Hearing the stories today, in this age of Twitter and tweets, they sound almost medieval.

It's not only the way today's news is broadcast, but in other, subtler ways, which young people can't comprehend and even some older ones have forgotten — the clack of typewriters, that persistent bell in the wire room that announced the next news flash, the astonishingly primitive methods. One example is found in a memoir Sheri Graves has written about that day. Sheri, a reporter for the PD who retired in 2004, was a 19-year-old "copy boy" whose assigned task, when the first bulletins appeared, was to go next door to Montgomery Wards (where the parking lot is today just south of The Press Democrat)

to watch television and use the furniture department telephone to call the newsroom and tell the editors what she saw. There were no TVs in newsrooms. It had never occurred to anyone that it was necessary.

Finally, Diane Morgan and Graves were sent into the streets to interview people, bringing the first word to many in the lunch-hour crowd. "People were numb. It was like it was some kind of a nightmare," Morgan said.

In San Francisco, a Chronicle reporter named Keith Power, now a Healdsburg resident, also was on the street. As a rookie, he was the Chron's "Question Man," and he had started his day with one of those titillating inquiries for the-man-on-the-street that the Chronicle specialized in those days.

"I think it was something like "What part of the pajamas do you wear, top or bottom?" Power recalls. "When I heard the news, I changed the question."

One man he asked for reaction, a ship scheduler from Hunters Point, said: "This is something you don't get over." He was right.
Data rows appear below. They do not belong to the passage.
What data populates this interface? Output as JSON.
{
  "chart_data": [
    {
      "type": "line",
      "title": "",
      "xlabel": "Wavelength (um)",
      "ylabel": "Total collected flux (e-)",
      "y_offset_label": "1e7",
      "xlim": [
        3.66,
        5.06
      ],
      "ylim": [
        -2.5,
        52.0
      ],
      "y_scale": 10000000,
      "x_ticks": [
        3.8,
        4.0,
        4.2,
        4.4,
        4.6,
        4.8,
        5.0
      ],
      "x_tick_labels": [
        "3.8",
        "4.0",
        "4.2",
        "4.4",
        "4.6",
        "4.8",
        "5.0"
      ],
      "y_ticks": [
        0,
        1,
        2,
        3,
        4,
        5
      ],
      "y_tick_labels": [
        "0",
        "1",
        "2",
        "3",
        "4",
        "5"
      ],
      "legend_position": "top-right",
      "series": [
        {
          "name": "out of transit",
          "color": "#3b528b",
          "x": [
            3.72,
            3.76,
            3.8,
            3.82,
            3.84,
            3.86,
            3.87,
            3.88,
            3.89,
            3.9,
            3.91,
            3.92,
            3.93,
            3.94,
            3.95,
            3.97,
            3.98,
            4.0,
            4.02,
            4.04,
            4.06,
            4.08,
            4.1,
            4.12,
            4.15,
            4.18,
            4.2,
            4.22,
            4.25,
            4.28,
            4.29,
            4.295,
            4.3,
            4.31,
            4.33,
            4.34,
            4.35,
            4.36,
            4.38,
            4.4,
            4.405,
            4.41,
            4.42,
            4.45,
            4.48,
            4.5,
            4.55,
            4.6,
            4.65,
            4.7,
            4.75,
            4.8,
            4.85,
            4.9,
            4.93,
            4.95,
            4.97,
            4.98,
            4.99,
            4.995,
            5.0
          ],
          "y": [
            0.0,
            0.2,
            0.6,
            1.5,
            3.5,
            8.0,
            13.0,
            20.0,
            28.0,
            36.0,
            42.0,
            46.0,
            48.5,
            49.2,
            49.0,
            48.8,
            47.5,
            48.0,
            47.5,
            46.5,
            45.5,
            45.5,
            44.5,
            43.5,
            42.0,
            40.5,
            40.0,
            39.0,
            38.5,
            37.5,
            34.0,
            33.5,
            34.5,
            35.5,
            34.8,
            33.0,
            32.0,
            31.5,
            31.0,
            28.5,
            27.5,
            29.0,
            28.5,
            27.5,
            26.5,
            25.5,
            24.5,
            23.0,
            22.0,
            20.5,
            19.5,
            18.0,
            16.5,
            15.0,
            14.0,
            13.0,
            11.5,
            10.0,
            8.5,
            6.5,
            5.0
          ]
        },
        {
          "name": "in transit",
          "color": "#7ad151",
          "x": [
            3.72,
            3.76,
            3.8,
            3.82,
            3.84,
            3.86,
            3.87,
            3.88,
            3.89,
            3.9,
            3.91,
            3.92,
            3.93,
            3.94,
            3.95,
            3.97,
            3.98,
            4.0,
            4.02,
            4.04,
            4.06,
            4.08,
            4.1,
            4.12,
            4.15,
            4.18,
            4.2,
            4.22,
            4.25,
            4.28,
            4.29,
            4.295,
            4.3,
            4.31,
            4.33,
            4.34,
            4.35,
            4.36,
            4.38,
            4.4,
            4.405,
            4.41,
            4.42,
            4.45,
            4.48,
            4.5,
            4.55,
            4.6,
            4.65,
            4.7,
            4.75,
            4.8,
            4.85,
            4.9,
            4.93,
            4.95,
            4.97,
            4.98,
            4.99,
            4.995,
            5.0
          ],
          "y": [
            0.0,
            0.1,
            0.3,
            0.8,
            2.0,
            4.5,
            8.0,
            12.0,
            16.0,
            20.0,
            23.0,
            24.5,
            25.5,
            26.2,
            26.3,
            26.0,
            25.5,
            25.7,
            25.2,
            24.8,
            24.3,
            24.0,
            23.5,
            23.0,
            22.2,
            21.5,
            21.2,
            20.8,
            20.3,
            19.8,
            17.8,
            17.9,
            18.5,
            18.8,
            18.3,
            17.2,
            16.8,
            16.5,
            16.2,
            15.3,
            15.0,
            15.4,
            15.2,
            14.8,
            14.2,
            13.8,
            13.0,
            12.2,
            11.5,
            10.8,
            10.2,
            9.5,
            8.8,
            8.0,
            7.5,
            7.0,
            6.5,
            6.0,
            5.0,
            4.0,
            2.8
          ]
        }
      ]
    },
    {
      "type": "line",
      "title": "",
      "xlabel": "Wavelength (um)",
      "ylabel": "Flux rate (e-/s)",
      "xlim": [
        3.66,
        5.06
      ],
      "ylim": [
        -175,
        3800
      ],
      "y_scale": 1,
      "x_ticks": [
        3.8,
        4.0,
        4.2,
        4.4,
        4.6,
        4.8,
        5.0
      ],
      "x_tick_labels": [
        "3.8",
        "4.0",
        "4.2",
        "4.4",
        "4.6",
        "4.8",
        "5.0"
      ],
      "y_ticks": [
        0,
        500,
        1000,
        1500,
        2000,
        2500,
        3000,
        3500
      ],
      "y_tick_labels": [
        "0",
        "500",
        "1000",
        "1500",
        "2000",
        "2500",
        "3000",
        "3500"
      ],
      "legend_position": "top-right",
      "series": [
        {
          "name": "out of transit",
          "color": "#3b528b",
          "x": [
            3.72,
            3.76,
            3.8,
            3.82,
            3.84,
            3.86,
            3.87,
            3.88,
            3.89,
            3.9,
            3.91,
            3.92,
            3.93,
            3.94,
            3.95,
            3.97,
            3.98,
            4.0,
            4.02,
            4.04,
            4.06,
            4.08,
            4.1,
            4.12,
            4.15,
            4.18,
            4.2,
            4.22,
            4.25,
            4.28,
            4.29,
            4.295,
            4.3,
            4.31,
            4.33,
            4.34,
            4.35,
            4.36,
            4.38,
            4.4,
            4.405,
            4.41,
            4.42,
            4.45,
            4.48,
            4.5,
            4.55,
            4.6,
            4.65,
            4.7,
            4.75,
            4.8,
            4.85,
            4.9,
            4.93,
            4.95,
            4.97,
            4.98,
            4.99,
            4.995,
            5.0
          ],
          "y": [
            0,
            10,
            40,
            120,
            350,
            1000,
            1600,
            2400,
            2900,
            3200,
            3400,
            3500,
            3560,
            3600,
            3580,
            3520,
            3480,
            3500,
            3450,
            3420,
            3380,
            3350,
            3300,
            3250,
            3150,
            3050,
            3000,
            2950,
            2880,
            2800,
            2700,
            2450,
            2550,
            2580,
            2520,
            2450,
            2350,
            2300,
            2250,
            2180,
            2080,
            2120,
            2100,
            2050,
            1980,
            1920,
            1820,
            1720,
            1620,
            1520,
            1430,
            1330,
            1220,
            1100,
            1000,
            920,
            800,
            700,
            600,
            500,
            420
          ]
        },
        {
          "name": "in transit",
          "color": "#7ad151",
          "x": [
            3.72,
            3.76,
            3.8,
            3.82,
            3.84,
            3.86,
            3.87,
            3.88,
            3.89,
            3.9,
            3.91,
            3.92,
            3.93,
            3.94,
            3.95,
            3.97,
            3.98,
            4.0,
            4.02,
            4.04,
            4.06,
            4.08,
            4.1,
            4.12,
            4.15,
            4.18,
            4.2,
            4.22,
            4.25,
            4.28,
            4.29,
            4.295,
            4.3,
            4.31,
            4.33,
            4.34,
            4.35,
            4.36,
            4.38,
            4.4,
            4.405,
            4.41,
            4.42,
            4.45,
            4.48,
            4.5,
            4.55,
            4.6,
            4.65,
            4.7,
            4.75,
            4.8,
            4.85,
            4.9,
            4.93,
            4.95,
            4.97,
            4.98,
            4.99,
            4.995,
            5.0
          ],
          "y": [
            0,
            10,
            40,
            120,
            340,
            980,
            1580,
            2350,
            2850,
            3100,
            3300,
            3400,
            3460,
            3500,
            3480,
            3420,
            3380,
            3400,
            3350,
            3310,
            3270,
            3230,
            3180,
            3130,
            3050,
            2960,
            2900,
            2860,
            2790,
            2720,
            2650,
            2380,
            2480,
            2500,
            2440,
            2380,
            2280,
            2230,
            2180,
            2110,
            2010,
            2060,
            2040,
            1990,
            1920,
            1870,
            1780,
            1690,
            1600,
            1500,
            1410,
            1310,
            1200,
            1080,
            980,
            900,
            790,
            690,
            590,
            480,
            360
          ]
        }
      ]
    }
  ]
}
Patrick Rattigan was at my house that afternoon. Pat, who was 5, and his brother Tim, who was 3, had come to help our daughter Suzanne, who was 2 that day, eat her birthday cake and teach her the proper way to ride her new tricycle.

Pat doesn't remember that, although he does have faint recollections of watching the funeral procession on a black-and-white television with his family sitting around.

I remember that birthday party all too well. Pat's mother and I sat in near silence. We had said it all at the start, now we waited for the party to end, to get back in front of the television and share in the national grief. I certainly remember being stopped in my tracks several hours earlier by the "We interrupt this program" in the middle of Suzi's Mickey Mouse Club.

There is a word that jumps out at you in the old news stories, in the quotes from the street, and in the memories of those sad days. The word is "disbelief." A repeated theme is disbelief. How many times has the phrase "We couldn't believe it?" been repeated since. Or "We didn't think it could happen here."

Why were we so shocked and surprised? Three other presidents had been assassinated. And there had been attempts on four others earlier, including FDR and Truman. But remember, we were in "Camelot," a favored place.

In a column I wrote at the time, I pondered the term "nation," wondering if it can mean "175 million people reacting as one, crying out in one voice?" What I wonder now is: can we still react with one voice?

Is there anything that would be greeted with such disbelief today? So much has happened since — Bobby Kennedy, Martin Luther King, Oklahoma City, the World Trade Center, airplanes blown out of the sky, mass shootings. What would it take, in our world of interplanetary warfare and zombies, to shock us the way JFK's assassination did?

Was that day in 1963 the day we began to change as a society and a nation? I think it was Pat Rattigan, in our conversation this week, who said that the event "tore the door off our innocence."

So why do we need to remember? Because "What's past is prologue."